Dynamique de suspensions bactériennes de l’aérotaxie à la formation de clusters
La présente thèse étudie le déplacement de certaines bactéries pour rechercher l’oxygène dont elles ont besoin pour vivre : c’est ce qu’on appelle l’aérotaxie. L’étude tente de vérifier s’il est possible diriger les bactéries vers un endroit précis grâce à un gradient d’oxygène et s’il est possible d’utiliser cette nage pour « transporter » des charges utiles. Cette thèse laisse entrevoir des applications inédites tant dans l’agriculture, où le téléguidage d’azote réduirait le recours aux engrais, qu’en médecine où on pourrait imaginer la délivrance de médicaments dans le corps humain au plus près du besoin.

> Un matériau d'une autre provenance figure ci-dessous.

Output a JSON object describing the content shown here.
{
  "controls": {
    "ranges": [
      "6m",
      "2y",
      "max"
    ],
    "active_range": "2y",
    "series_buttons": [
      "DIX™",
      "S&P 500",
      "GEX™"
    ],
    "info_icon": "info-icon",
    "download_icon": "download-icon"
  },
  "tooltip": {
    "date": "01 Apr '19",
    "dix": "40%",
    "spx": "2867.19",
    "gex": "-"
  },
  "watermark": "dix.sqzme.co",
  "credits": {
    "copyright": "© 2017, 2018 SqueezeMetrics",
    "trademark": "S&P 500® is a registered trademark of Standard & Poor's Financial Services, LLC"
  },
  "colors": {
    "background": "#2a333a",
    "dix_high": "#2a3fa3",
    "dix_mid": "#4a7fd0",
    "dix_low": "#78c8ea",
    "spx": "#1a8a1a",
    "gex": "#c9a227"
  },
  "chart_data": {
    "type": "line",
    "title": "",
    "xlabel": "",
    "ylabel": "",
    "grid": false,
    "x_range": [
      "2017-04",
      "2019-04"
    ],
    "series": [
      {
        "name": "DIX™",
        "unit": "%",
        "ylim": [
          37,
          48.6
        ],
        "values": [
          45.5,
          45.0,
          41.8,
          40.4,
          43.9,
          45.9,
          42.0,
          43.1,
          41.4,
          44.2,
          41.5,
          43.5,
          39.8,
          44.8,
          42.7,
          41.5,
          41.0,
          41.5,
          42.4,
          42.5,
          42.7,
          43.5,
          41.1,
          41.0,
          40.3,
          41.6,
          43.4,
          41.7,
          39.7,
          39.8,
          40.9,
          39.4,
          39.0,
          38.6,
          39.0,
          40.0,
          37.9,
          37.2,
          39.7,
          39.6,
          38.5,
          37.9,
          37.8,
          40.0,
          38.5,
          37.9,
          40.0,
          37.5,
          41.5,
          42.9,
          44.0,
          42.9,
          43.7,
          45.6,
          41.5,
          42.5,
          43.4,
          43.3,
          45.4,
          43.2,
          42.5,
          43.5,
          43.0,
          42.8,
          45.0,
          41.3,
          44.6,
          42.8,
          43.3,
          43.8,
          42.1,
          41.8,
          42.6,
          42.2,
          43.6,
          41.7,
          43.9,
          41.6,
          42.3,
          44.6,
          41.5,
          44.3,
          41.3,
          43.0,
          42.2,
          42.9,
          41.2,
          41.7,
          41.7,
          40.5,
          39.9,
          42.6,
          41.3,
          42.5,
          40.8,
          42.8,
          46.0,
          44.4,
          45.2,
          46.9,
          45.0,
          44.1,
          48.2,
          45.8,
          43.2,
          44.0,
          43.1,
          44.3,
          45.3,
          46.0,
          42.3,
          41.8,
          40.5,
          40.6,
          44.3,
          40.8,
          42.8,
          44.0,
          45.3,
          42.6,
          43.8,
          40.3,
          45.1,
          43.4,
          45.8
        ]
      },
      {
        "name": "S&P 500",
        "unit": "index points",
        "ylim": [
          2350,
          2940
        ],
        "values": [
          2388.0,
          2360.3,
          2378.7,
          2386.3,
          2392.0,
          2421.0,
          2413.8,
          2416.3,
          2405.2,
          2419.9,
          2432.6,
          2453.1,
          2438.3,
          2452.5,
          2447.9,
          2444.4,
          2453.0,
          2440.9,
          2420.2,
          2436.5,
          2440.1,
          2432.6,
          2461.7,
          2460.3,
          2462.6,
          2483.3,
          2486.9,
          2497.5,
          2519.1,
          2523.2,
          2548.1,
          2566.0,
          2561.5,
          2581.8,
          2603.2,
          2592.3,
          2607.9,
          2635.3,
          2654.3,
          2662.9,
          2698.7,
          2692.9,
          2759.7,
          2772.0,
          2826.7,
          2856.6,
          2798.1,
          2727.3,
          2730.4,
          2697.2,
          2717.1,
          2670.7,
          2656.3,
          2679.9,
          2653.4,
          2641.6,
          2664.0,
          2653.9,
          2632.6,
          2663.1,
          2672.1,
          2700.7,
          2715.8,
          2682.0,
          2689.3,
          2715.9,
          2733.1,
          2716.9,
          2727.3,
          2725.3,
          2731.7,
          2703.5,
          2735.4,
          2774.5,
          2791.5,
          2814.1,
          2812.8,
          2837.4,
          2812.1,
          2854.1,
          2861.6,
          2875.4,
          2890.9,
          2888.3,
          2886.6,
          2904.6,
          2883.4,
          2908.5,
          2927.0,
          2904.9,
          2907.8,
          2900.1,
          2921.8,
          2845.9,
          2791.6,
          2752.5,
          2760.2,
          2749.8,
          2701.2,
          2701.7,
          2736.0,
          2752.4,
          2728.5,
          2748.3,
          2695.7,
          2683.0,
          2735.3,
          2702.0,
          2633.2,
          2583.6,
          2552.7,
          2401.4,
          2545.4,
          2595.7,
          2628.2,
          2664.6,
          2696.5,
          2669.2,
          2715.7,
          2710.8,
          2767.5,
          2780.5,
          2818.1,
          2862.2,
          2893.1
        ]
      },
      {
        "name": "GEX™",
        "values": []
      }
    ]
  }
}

Les micro-organismes sont présents partout sur Terre. Que ce soit dans les océans, dans le sol, dans l’air ou même à l’intérieur des animaux et des êtres humains, les bactéries sont là, invisibles de par leur taille microscopique. À l’intérieur du corps humain, il y a même plus de micro-organismes que de cellules humaines [1]. Qualifiés péjorativement de microbes en raison de leur facette pathogène, la plupart ont en réalité d’énormes effets bénéfiques sur leur environnement. Les bactéries par exemple, qui constituent une part très importante des micro-organismes, sont essentielles dans le cycle du carbone ou pour la fixation de l’azote de l’atmosphère par les plantes.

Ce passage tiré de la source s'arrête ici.